Assuming a PersistentVolumeClaim named my-data-pvc has already been created and is in the Bound state, you can attach it to a Pod like this:

# stateful-pod.yaml
apiVersion: v1
kind: Pod
metadata:
  name: stateful-app
spec:
  containers:
  - name: web-server
    image: nginx
    ports:
    - containerPort: 80
    volumeMounts:
    - name: data-storage # Refers to the volume defined below
      mountPath: /usr/share/nginx/html # Mount path for web content

  volumes:
  - name: data-storage # A name for the volume
    persistentVolumeClaim:
      # Reference the name of the PVC
      claimName: my-data-pvc

In this example, the storage managed by my-data-pvc is mounted into the container at /usr/share/nginx/html. Any files the Nginx server writes to this directory will be stored on the persistent volume. If the Pod is deleted and recreated, a new Pod can mount the same PVC and regain access to the previously written data.

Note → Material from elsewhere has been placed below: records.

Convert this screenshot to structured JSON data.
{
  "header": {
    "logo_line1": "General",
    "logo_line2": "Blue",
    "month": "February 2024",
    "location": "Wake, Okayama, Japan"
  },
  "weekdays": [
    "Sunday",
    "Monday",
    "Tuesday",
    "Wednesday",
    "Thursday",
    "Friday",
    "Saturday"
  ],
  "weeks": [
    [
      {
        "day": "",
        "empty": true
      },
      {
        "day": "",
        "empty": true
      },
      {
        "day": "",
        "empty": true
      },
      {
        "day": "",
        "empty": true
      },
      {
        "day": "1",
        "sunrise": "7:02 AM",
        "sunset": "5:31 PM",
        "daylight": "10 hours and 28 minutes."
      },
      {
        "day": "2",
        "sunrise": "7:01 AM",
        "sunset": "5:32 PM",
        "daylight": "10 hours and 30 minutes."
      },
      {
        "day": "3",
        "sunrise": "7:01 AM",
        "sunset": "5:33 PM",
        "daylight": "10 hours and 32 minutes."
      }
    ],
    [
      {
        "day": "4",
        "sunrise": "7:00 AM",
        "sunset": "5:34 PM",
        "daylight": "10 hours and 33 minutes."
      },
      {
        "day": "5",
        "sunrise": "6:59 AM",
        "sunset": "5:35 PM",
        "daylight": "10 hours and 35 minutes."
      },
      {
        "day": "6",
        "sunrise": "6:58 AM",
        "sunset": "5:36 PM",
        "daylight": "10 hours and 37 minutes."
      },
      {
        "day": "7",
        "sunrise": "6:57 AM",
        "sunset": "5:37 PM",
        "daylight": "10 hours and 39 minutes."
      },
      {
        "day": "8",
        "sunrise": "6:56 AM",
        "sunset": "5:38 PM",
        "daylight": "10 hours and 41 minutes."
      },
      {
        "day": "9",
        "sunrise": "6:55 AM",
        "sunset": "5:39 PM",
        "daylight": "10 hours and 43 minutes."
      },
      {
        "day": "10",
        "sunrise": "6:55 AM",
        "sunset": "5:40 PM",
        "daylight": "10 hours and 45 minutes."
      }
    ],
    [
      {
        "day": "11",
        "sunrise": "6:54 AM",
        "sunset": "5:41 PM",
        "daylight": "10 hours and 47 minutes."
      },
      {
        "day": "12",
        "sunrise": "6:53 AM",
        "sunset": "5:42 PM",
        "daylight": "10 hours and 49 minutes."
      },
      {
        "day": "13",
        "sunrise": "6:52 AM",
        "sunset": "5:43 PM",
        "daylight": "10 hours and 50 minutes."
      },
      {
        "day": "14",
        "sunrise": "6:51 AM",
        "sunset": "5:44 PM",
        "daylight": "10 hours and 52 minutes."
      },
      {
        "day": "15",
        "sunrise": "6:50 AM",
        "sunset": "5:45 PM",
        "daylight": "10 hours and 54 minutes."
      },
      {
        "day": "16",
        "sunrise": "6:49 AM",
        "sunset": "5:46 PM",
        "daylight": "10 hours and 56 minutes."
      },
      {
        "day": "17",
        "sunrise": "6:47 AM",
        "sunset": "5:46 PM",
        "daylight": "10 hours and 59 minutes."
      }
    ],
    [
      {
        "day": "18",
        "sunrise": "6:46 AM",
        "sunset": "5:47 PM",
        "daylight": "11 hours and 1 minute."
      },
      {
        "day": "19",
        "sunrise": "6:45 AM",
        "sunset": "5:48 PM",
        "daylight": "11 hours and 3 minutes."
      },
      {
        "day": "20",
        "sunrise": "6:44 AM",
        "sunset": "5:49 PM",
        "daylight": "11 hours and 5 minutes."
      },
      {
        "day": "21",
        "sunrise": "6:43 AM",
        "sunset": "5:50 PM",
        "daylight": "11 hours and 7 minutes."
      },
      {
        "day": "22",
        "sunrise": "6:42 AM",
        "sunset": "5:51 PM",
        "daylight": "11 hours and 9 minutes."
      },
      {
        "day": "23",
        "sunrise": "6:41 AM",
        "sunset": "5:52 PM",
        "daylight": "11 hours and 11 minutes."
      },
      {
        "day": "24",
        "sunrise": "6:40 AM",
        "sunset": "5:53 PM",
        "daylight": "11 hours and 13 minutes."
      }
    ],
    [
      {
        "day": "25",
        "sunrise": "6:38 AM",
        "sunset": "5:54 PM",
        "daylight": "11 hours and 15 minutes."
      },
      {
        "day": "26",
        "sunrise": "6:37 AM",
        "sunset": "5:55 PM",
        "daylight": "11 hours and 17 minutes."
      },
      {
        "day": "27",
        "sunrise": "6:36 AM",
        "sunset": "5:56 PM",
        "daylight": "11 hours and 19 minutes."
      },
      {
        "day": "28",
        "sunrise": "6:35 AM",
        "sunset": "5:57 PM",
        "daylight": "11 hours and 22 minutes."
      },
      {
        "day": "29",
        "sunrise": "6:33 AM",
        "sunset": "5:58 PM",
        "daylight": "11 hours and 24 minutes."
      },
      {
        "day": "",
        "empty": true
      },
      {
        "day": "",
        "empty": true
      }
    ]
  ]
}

This is the foundation for running databases, content management systems, and other stateful workloads on Kubernetes.

A Pod's volumes section references different cluster resources, while the volumeMounts section in each container maps them to specific paths.

By mastering this pattern of defining volumes and creating volume mounts, you gain the ability to manage a wide range of application requirements, from stateless services with externalized configuration to complex stateful applications that rely on durable storage.